This grand building with its distinctive clock tower was built between 1877 and 1879 and first known as ‘Handsworth Public Buildings’. It was commissioned by the Handsworth Urban Sanitary Authority which had taken over the functions of the parish. Handsworth was then part of Staffordshire and in the 19th century saw considerable growth and urbanisation: the population of the parish rose fourfold between 1840 and 1890. Handsworth Urban District Council was established in 1888 and at this point the building became known as The Council House.
The building, along with its high quality fixtures, is testimony to local pride. The architects were the Birmingham firm of Alexander and Henman, the construction is of red brick and terracotta with stone dressings and a slate roof. There are many decorative features including the copious use of the Staffordshire knot emblem – perhaps a statement of Handsworth’s then independence from Birmingham.
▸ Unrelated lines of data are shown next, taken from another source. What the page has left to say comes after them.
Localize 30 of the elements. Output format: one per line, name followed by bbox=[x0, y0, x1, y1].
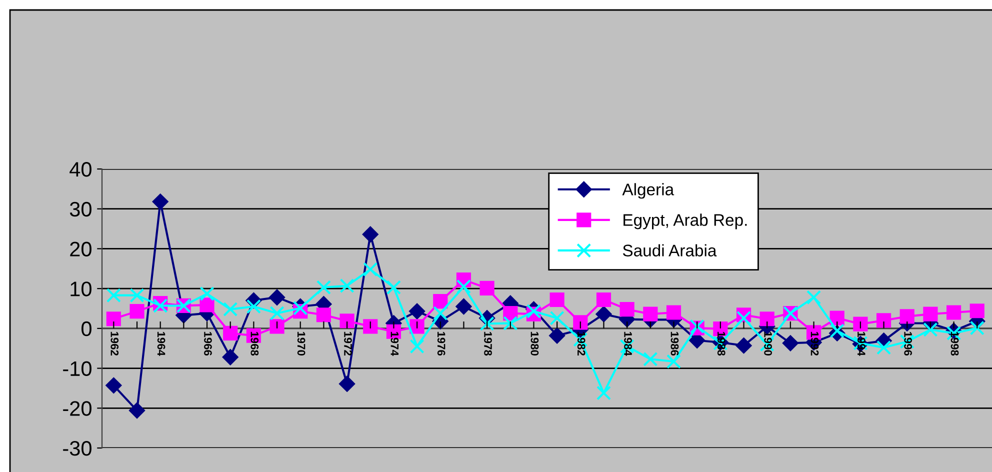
y-tick-label: 40 bbox=[70, 162, 92, 177]
y-tick-label: -10 bbox=[63, 361, 92, 376]
y-tick-label: 30 bbox=[70, 202, 92, 217]
x-tick-label: 1992 bbox=[810, 332, 819, 356]
x-tick-label: 1982 bbox=[577, 332, 586, 356]
x-tick-label: 1990 bbox=[764, 332, 772, 356]
x-tick-label: 1976 bbox=[437, 332, 446, 356]
x-tick-label: 1966 bbox=[204, 332, 212, 356]
x-tick-label: 1962 bbox=[110, 332, 119, 356]
legend-label: Algeria bbox=[622, 183, 674, 199]
legend-label: Egypt, Arab Rep. bbox=[624, 214, 747, 230]
x-tick-label: 1980 bbox=[530, 332, 539, 356]
x-tick-label: 1968 bbox=[250, 332, 259, 356]
y-tick-label: -20 bbox=[63, 401, 92, 416]
legend-label: Saudi Arabia bbox=[622, 244, 717, 256]
x-tick-label: 1994 bbox=[857, 332, 866, 356]
x-tick-label: 1998 bbox=[950, 332, 959, 356]
x-tick-label: 1984 bbox=[624, 332, 632, 356]
x-tick-label: 1970 bbox=[297, 332, 306, 356]
y-tick-label: -30 bbox=[63, 441, 92, 456]
x-tick-label: 1972 bbox=[344, 332, 352, 356]
x-tick-label: 1978 bbox=[484, 332, 492, 356]
x-tick-label: 1974 bbox=[390, 332, 399, 356]
x-tick-label: 1988 bbox=[717, 332, 726, 356]
x-tick-label: 1964 bbox=[157, 332, 166, 356]
y-tick-label: 0 bbox=[82, 321, 92, 336]
x-tick-label: 1996 bbox=[904, 332, 912, 356]
y-tick-label: 10 bbox=[70, 282, 92, 296]
x-tick-label: 1986 bbox=[670, 332, 679, 356]
y-tick-label: 20 bbox=[70, 242, 92, 256]
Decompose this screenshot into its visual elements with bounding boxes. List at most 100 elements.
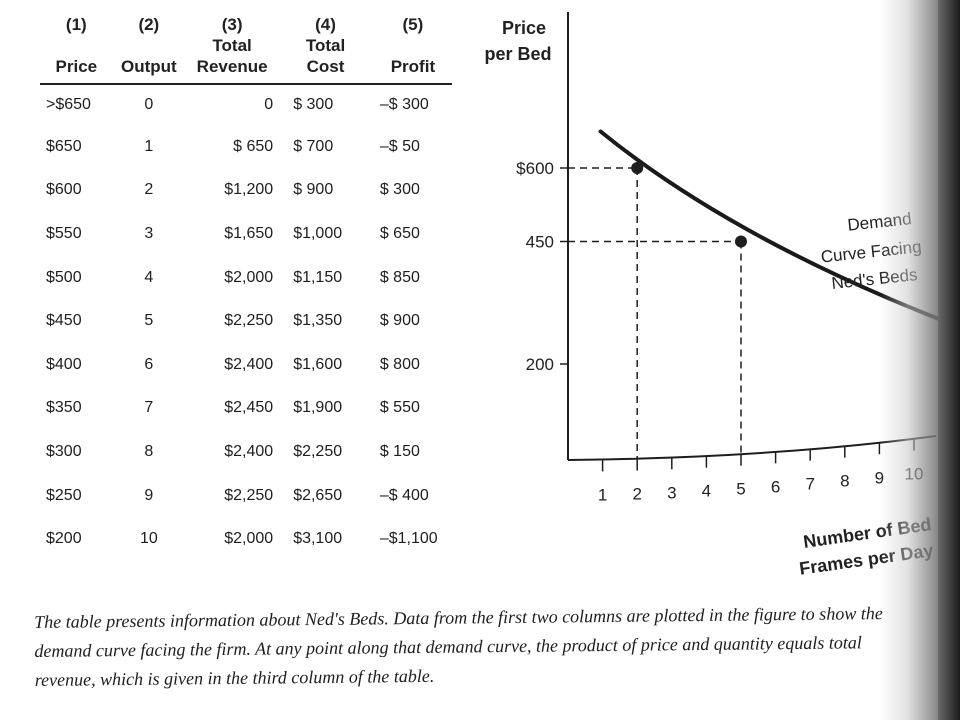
cell-output: 10 bbox=[139, 530, 158, 548]
cell-profit: $ 800 bbox=[379, 355, 420, 373]
cell-total-revenue: $1,200 bbox=[224, 181, 274, 199]
x-tick-label-7: 7 bbox=[805, 475, 814, 494]
cell-total-cost: $2,650 bbox=[293, 486, 343, 504]
cell-total-revenue: $ 650 bbox=[233, 137, 274, 155]
cell-price: $650 bbox=[46, 137, 82, 155]
data-point-2 bbox=[631, 162, 644, 174]
x-tick-label-5: 5 bbox=[736, 480, 745, 499]
table-body: >$650 0 0 $ 300 –$ 300 $650 1 $ 650 $ 700 –$ 50 $6… bbox=[40, 84, 452, 561]
cell-profit: –$ 300 bbox=[379, 96, 429, 113]
cell-total-revenue: $2,000 bbox=[224, 530, 274, 548]
cell-total-cost: $ 900 bbox=[293, 181, 334, 199]
figure-caption: The table presents information about Ned… bbox=[34, 603, 883, 690]
table-row: $400 6 $2,400 $1,600 $ 800 bbox=[40, 343, 452, 387]
neds-beds-table: (1) Price (2) Output (3) Total Revenue (4) Tot… bbox=[40, 14, 452, 561]
cell-output: 5 bbox=[144, 312, 154, 330]
y-axis-title-line2: per Bed bbox=[484, 44, 551, 64]
cell-output: 3 bbox=[144, 224, 154, 242]
cell-profit: –$1,100 bbox=[379, 530, 438, 548]
column-header-price-num: (1) bbox=[65, 15, 87, 34]
column-header-total-revenue-label1: Total bbox=[212, 36, 252, 55]
cell-price: >$650 bbox=[46, 96, 91, 113]
cell-profit: –$ 400 bbox=[379, 486, 429, 504]
cell-price: $200 bbox=[46, 530, 82, 548]
cell-total-revenue: 0 bbox=[264, 96, 274, 113]
x-tick-label-8: 8 bbox=[840, 472, 849, 491]
table-row: $650 1 $ 650 $ 700 –$ 50 bbox=[40, 125, 452, 169]
y-tick-label-450: 450 bbox=[526, 233, 554, 252]
table-row: $550 3 $1,650 $1,000 $ 650 bbox=[40, 212, 452, 256]
table-row: $500 4 $2,000 $1,150 $ 850 bbox=[40, 256, 452, 300]
column-header-output-label1 bbox=[119, 35, 179, 56]
guide-lines bbox=[568, 167, 742, 459]
column-header-price-label1 bbox=[46, 35, 107, 56]
cell-total-revenue: $2,000 bbox=[224, 268, 274, 286]
column-header-profit-label1 bbox=[380, 35, 446, 56]
cell-profit: $ 550 bbox=[379, 399, 420, 417]
y-axis-title-line1: Price bbox=[502, 18, 546, 38]
cell-total-cost: $2,250 bbox=[293, 442, 343, 460]
column-header-total-revenue-label2: Revenue bbox=[196, 57, 268, 76]
x-axis-ticks: 12345678910 bbox=[598, 438, 923, 504]
column-header-profit: (5) Profit bbox=[363, 14, 452, 85]
table-row: $300 8 $2,400 $2,250 $ 150 bbox=[40, 430, 452, 474]
cell-profit: –$ 50 bbox=[379, 137, 420, 155]
cell-total-revenue: $2,450 bbox=[224, 399, 274, 417]
page-edge-dark bbox=[938, 0, 960, 720]
cell-total-cost: $1,350 bbox=[293, 312, 343, 330]
cell-total-revenue: $2,250 bbox=[224, 486, 274, 504]
column-header-total-cost-label2: Cost bbox=[306, 57, 345, 76]
column-header-output-label2: Output bbox=[120, 57, 177, 76]
cell-price: $600 bbox=[46, 181, 82, 199]
cell-output: 4 bbox=[144, 268, 154, 286]
cell-output: 7 bbox=[144, 399, 154, 417]
cell-price: $350 bbox=[46, 399, 82, 417]
cell-total-cost: $1,600 bbox=[293, 355, 343, 373]
column-header-profit-label2: Profit bbox=[390, 57, 436, 76]
x-tick-label-4: 4 bbox=[702, 482, 711, 501]
column-header-total-revenue-num: (3) bbox=[221, 15, 243, 34]
table-header-row: (1) Price (2) Output (3) Total Revenue (4) Tot… bbox=[40, 14, 452, 85]
table-row: $600 2 $1,200 $ 900 $ 300 bbox=[40, 169, 452, 213]
cell-price: $450 bbox=[46, 312, 82, 330]
table-row: $200 10 $2,000 $3,100 –$1,100 bbox=[40, 517, 452, 561]
x-tick-label-1: 1 bbox=[598, 485, 607, 504]
cell-total-cost: $1,150 bbox=[293, 268, 343, 286]
highlighted-points bbox=[631, 162, 747, 248]
table-row: >$650 0 0 $ 300 –$ 300 bbox=[40, 84, 452, 125]
cell-profit: $ 900 bbox=[379, 312, 420, 330]
table-row: $350 7 $2,450 $1,900 $ 550 bbox=[40, 387, 452, 431]
column-header-total-cost-num: (4) bbox=[315, 15, 336, 34]
table-row: $250 9 $2,250 $2,650 –$ 400 bbox=[40, 474, 452, 518]
column-header-output-num: (2) bbox=[138, 15, 160, 34]
cell-price: $250 bbox=[46, 486, 82, 504]
data-point-5 bbox=[735, 235, 747, 248]
cell-output: 2 bbox=[144, 181, 154, 199]
cell-price: $400 bbox=[46, 355, 82, 373]
cell-output: 8 bbox=[144, 442, 154, 460]
cell-price: $550 bbox=[46, 224, 82, 242]
x-tick-label-9: 9 bbox=[875, 468, 884, 487]
cell-total-cost: $3,100 bbox=[293, 530, 343, 548]
x-tick-label-3: 3 bbox=[667, 483, 676, 502]
y-tick-label-200: 200 bbox=[526, 355, 554, 374]
column-header-price: (1) Price bbox=[40, 14, 113, 85]
column-header-price-label2: Price bbox=[55, 57, 98, 76]
column-header-total-cost: (4) Total Cost bbox=[279, 14, 364, 85]
cell-total-revenue: $2,400 bbox=[224, 442, 274, 460]
cell-output: 6 bbox=[144, 355, 154, 373]
cell-profit: $ 650 bbox=[379, 224, 420, 242]
x-tick-label-2: 2 bbox=[632, 485, 641, 504]
cell-total-cost: $1,900 bbox=[293, 399, 343, 417]
y-tick-label-600: $600 bbox=[516, 159, 554, 178]
column-header-total-cost-label1: Total bbox=[305, 36, 346, 55]
cell-price: $500 bbox=[46, 268, 82, 286]
cell-profit: $ 150 bbox=[379, 442, 420, 460]
table-row: $450 5 $2,250 $1,350 $ 900 bbox=[40, 299, 452, 343]
cell-output: 9 bbox=[144, 486, 154, 504]
cell-total-cost: $ 700 bbox=[293, 137, 334, 155]
y-axis-ticks: $600 450 200 bbox=[516, 159, 568, 374]
cell-total-cost: $1,000 bbox=[293, 224, 343, 242]
cell-price: $300 bbox=[46, 442, 82, 460]
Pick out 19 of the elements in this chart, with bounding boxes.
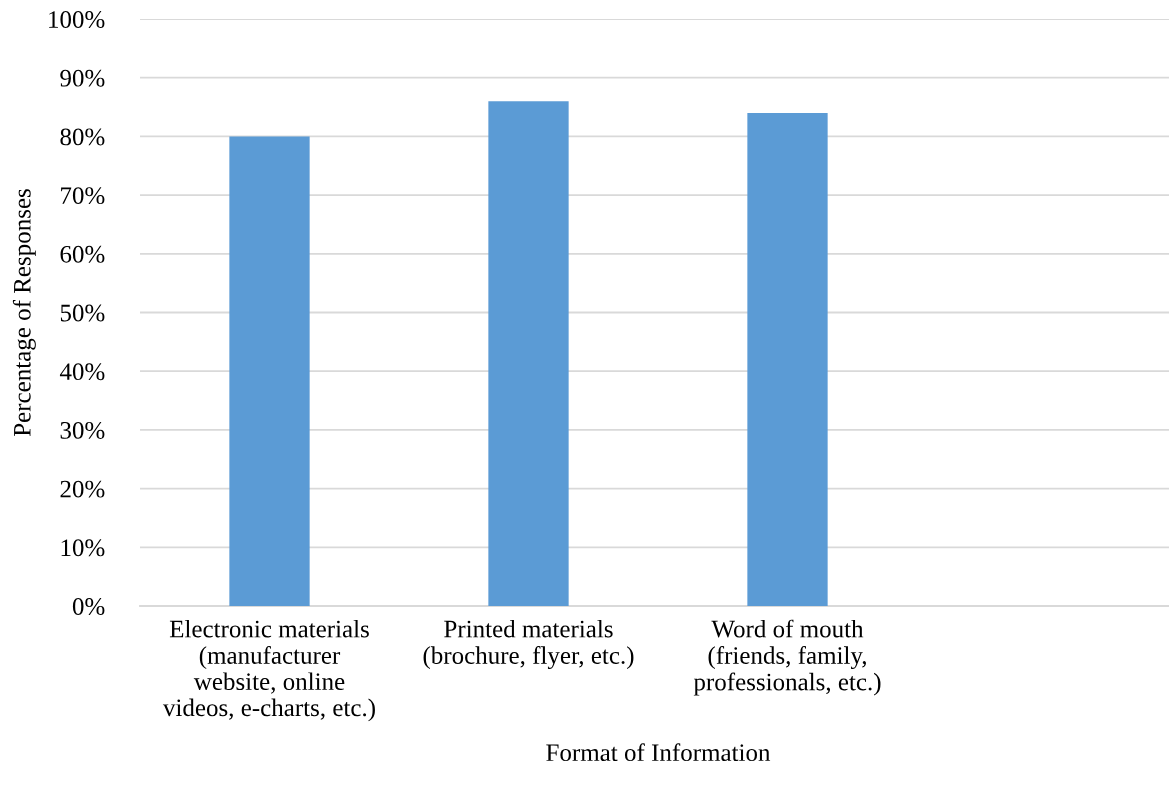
bar	[747, 112, 828, 606]
x-axis-title: Format of Information	[546, 743, 771, 762]
bar	[488, 101, 569, 606]
x-tick-label: Electronic materials (manufacturer website, online videos, e-charts, etc.)	[162, 619, 375, 722]
x-tick-label: Printed materials (brochure, flyer, etc.)	[423, 619, 634, 670]
y-tick-label: 60%	[60, 245, 105, 263]
y-tick-label: 0%	[72, 598, 105, 615]
y-tick-label: 70%	[61, 187, 105, 205]
x-tick-label: Word of mouth (friends, family, professionals, etc.)	[693, 619, 881, 696]
y-tick-label: 30%	[60, 421, 105, 439]
y-tick-label: 20%	[60, 480, 105, 498]
y-tick-label: 80%	[60, 128, 105, 146]
y-tick-label: 100%	[49, 11, 105, 28]
y-tick-label: 40%	[59, 363, 105, 381]
y-axis-title: Percentage of Responses	[12, 189, 36, 437]
y-tick-label: 50%	[60, 304, 105, 322]
y-tick-label: 10%	[61, 539, 105, 557]
y-tick-label: 90%	[60, 69, 105, 87]
bar	[229, 136, 310, 606]
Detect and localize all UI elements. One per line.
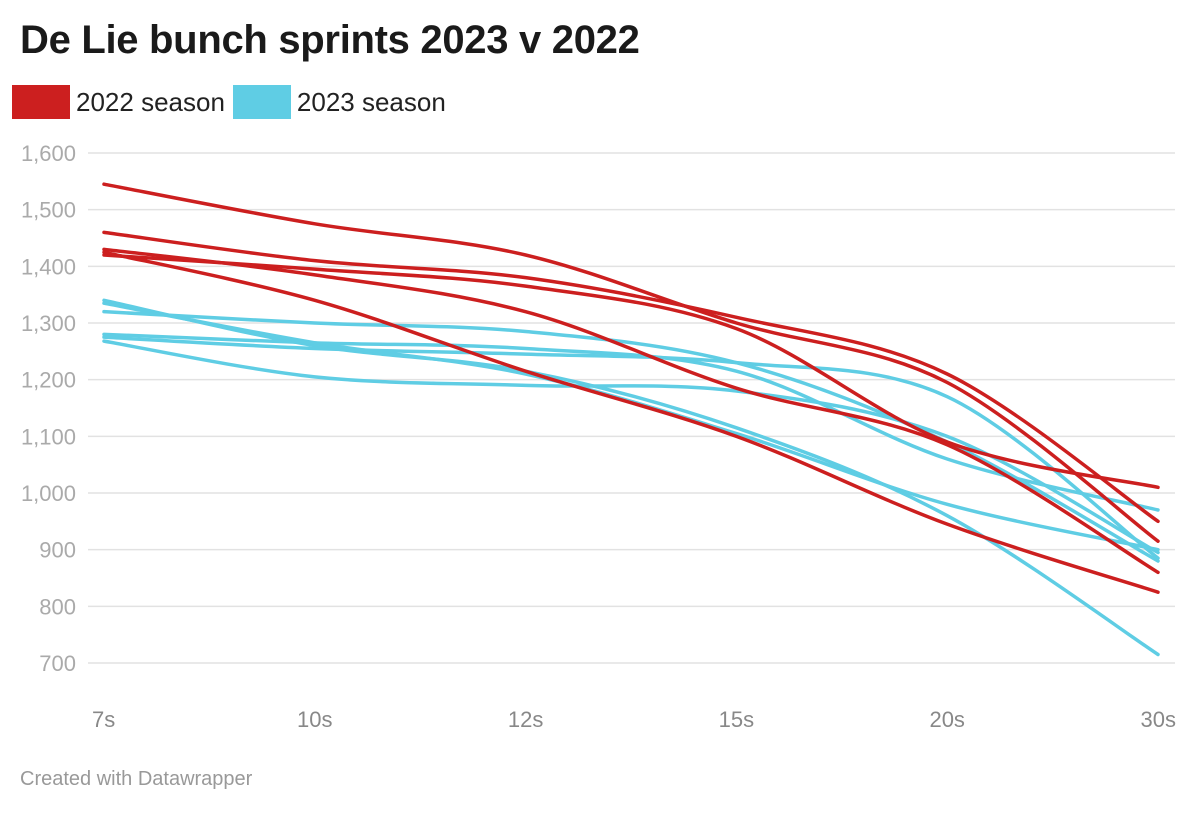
series-lines [102,182,1160,657]
gridlines [88,152,1175,664]
legend: 2022 season 2023 season [12,85,454,119]
y-tick-label: 1,000 [21,481,76,506]
series-line-2023-4 [102,332,1160,512]
x-tick-label: 10s [297,707,332,732]
x-tick-label: 7s [92,707,115,732]
series-line-2023-3 [102,309,1160,563]
legend-item-2022: 2022 season [12,85,225,119]
y-tick-label: 700 [39,651,76,676]
y-tick-label: 900 [39,538,76,563]
y-tick-label: 800 [39,594,76,619]
x-axis-ticks: 7s 10s 12s 15s 20s 30s [92,707,1176,732]
legend-item-2023: 2023 season [232,85,446,119]
legend-swatch-2022 [12,85,70,119]
series-line-2023-6 [102,339,1160,555]
y-tick-label: 1,300 [21,311,76,336]
series-line-2023-5 [102,335,1160,560]
y-tick-label: 1,200 [21,368,76,393]
x-tick-label: 12s [508,707,543,732]
y-tick-label: 1,600 [21,141,76,166]
series-line-2022-10 [102,247,1160,575]
series-line-2022-11 [102,250,1160,594]
legend-label-2022: 2022 season [76,86,225,117]
series-line-2022-7 [102,182,1160,543]
legend-swatch-2023 [232,85,291,119]
x-tick-label: 20s [929,707,964,732]
y-tick-label: 1,500 [21,198,76,223]
y-axis-ticks: 1,600 1,500 1,400 1,300 1,200 1,100 1,000 900 80… [21,141,76,676]
chart-title: De Lie bunch sprints 2023 v 2022 [20,18,640,62]
series-line-2022-9 [102,253,1160,490]
series-line-2022-8 [102,230,1160,524]
y-tick-label: 1,400 [21,254,76,279]
footer-credit: Created with Datawrapper [20,768,253,790]
x-tick-label: 15s [719,707,754,732]
y-tick-label: 1,100 [21,424,76,449]
x-tick-label: 30s [1141,707,1176,732]
legend-label-2023: 2023 season [296,86,446,117]
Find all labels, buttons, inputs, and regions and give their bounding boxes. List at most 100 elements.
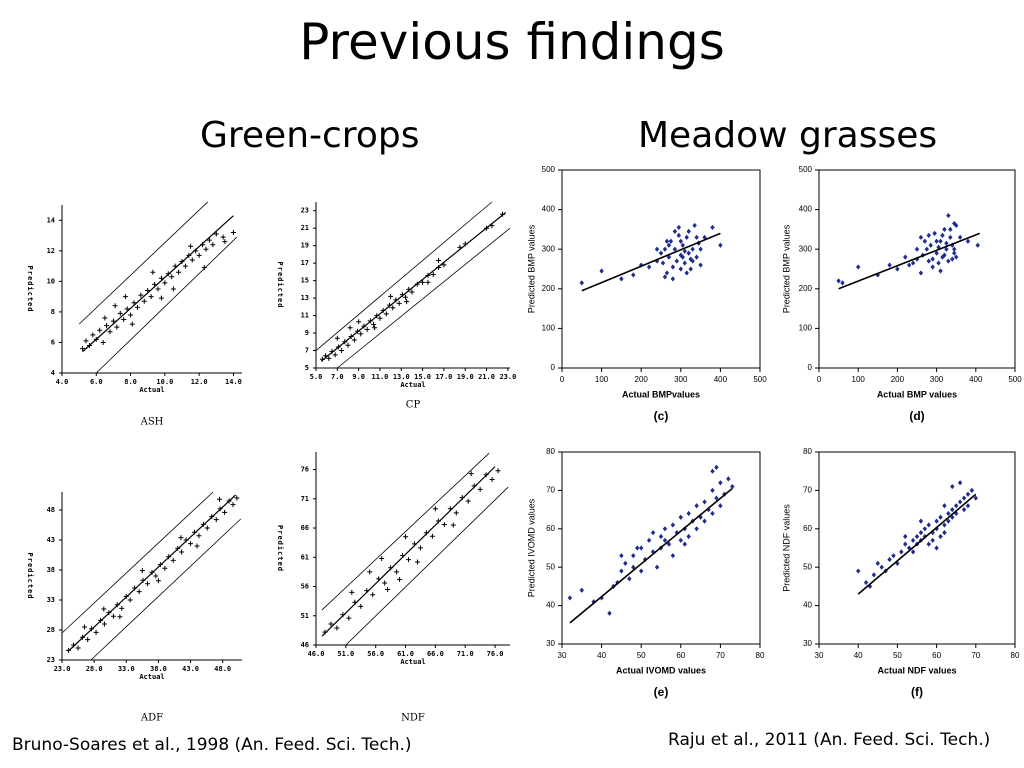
chart-f-fit-line [857, 493, 977, 595]
chart-e-point [686, 510, 691, 517]
chart-cp-x-tick-label: 19.0 [457, 373, 474, 381]
chart-cp-point [372, 325, 378, 331]
chart-ash-point [110, 318, 116, 324]
chart-cp-point [403, 294, 409, 300]
chart-c-y-tick-label: 400 [542, 205, 556, 214]
chart-f-y-tick-label: 40 [803, 601, 812, 610]
chart-ash-point [107, 329, 113, 335]
chart-cp-point [364, 327, 370, 333]
chart-adf-point [183, 537, 189, 543]
chart-cp-point [436, 258, 442, 264]
chart-ndf-point [495, 468, 501, 474]
chart-e-point [670, 553, 676, 559]
chart-c-y-tick-label: 200 [542, 284, 556, 293]
chart-adf-point [166, 554, 172, 560]
chart-cp-point [367, 318, 373, 324]
chart-cp-point [371, 321, 377, 327]
chart-d-point [952, 220, 957, 227]
chart-c-point [658, 250, 664, 256]
chart-c-x-tick-label: 500 [753, 375, 767, 384]
section-title-green-crops: Green-crops [200, 115, 420, 156]
chart-e-point [646, 537, 652, 543]
chart-cp-point [334, 335, 340, 341]
chart-f-point [957, 499, 963, 505]
chart-adf-point [119, 605, 125, 611]
chart-cp-point [409, 289, 415, 295]
chart-ndf-point [370, 592, 376, 598]
chart-ndf-point [349, 589, 355, 595]
chart-cp-point [425, 272, 431, 278]
chart-c-y-tick-label: 0 [551, 363, 556, 372]
chart-adf-point [85, 637, 91, 643]
chart-d-point [946, 258, 951, 264]
chart-ndf-point [453, 510, 459, 516]
chart-cp-confidence-line [315, 201, 493, 351]
chart-adf-point [157, 562, 163, 568]
chart-f-x-tick-label: 50 [893, 651, 902, 660]
chart-f-point [950, 483, 955, 490]
chart-e-x-tick-label: 60 [676, 651, 685, 660]
chart-ndf-point [376, 576, 382, 582]
chart-ash-point [162, 280, 168, 286]
chart-cp-point [420, 279, 426, 285]
chart-c-fit-line [581, 232, 721, 292]
chart-c-point [646, 264, 652, 270]
chart-ash-point [83, 338, 89, 344]
chart-adf-point [204, 525, 210, 531]
chart-cp: 5.0 7.0 9.0 11.0 13.0 15.0 17.0 19.0 21.0 23.0 5 7 9… [276, 201, 516, 411]
chart-d-point [903, 254, 908, 260]
chart-ndf-point [364, 588, 370, 594]
chart-c-x-tick-label: 400 [714, 375, 728, 384]
chart-ndf-point [411, 541, 417, 547]
chart-d-point [914, 256, 920, 262]
chart-f-y-label: Predicted NDF values [781, 504, 791, 592]
chart-c-point [710, 224, 715, 231]
chart-adf-point [209, 514, 215, 520]
chart-ash-point [170, 286, 176, 292]
chart-ash-point [112, 303, 118, 309]
chart-cp-point [425, 279, 431, 285]
chart-ash-point [213, 231, 219, 237]
chart-e-point [670, 522, 676, 528]
chart-ash-confidence-line [96, 236, 238, 374]
chart-f-point [914, 533, 920, 540]
chart-ndf-y-tick-label: 56 [301, 583, 309, 591]
chart-adf-x-tick-label: 38.0 [150, 665, 167, 673]
chart-cp-point [329, 348, 335, 354]
chart-ndf-point [403, 534, 409, 540]
chart-d: 0 100 200 300 400 500 0 100 200 300 400 500 Actual B… [781, 165, 1022, 423]
chart-cp-x-tick-label: 7.0 [331, 373, 344, 381]
chart-ndf-point [397, 576, 403, 582]
chart-ndf-point [450, 522, 456, 528]
chart-ash-point [138, 292, 144, 298]
chart-cp-x-tick-label: 23.0 [499, 373, 516, 381]
chart-c-x-tick-label: 100 [595, 375, 609, 384]
chart-ash-point [165, 271, 171, 277]
chart-ash-y-label: Predicted [26, 266, 34, 313]
chart-ndf-point [346, 615, 352, 621]
chart-adf-point [101, 621, 107, 627]
chart-d-point [936, 260, 941, 266]
chart-f-caption: (f) [911, 685, 923, 699]
chart-c-point [694, 234, 699, 240]
chart-cp-x-tick-label: 17.0 [435, 373, 452, 381]
chart-d-point [975, 242, 980, 248]
chart-cp-point [323, 353, 329, 359]
chart-adf-point [136, 589, 142, 595]
chart-ash-point [230, 229, 236, 235]
chart-ndf-point [340, 612, 346, 618]
chart-ash-point [186, 252, 192, 258]
chart-c-point [660, 260, 666, 266]
chart-e-y-tick-label: 60 [546, 524, 555, 533]
chart-ndf-y-tick-label: 51 [301, 612, 309, 620]
chart-d-y-tick-label: 400 [799, 205, 813, 214]
chart-ash-x-tick-label: 8.0 [124, 378, 137, 386]
chart-d-point [914, 246, 920, 252]
chart-f-x-tick-label: 80 [1011, 651, 1020, 660]
chart-adf: 23.0 28.0 33.0 38.0 43.0 48.0 23 28 33 38 43 48 Actu… [26, 491, 242, 724]
chart-cp-point [326, 355, 332, 361]
chart-ash-point [145, 288, 151, 294]
chart-adf-y-tick-label: 43 [47, 536, 55, 544]
chart-adf-point [114, 602, 120, 608]
chart-ash-point [196, 252, 202, 258]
You can still see the rooms where the councillors met and the beautiful glass windows.
When Handsworth finally became part of Birmingham in 1911, the Council House continued to house local offices and later became part of the Technical School. Over the years drawing classes, dressmaking and a wide variety of other subjects have been taught where Handsworth’s councillors once met.
Richard Trengrouse is a Director at South and City College and has a keen interest in local history and historic buildings. He is very pleased that when the College took over the Council House it decided to restore the building, together with the Technical School on Goldshill Road. Both buildings are 19th century Grade Two listed, with many fine features, and are of great historical significance.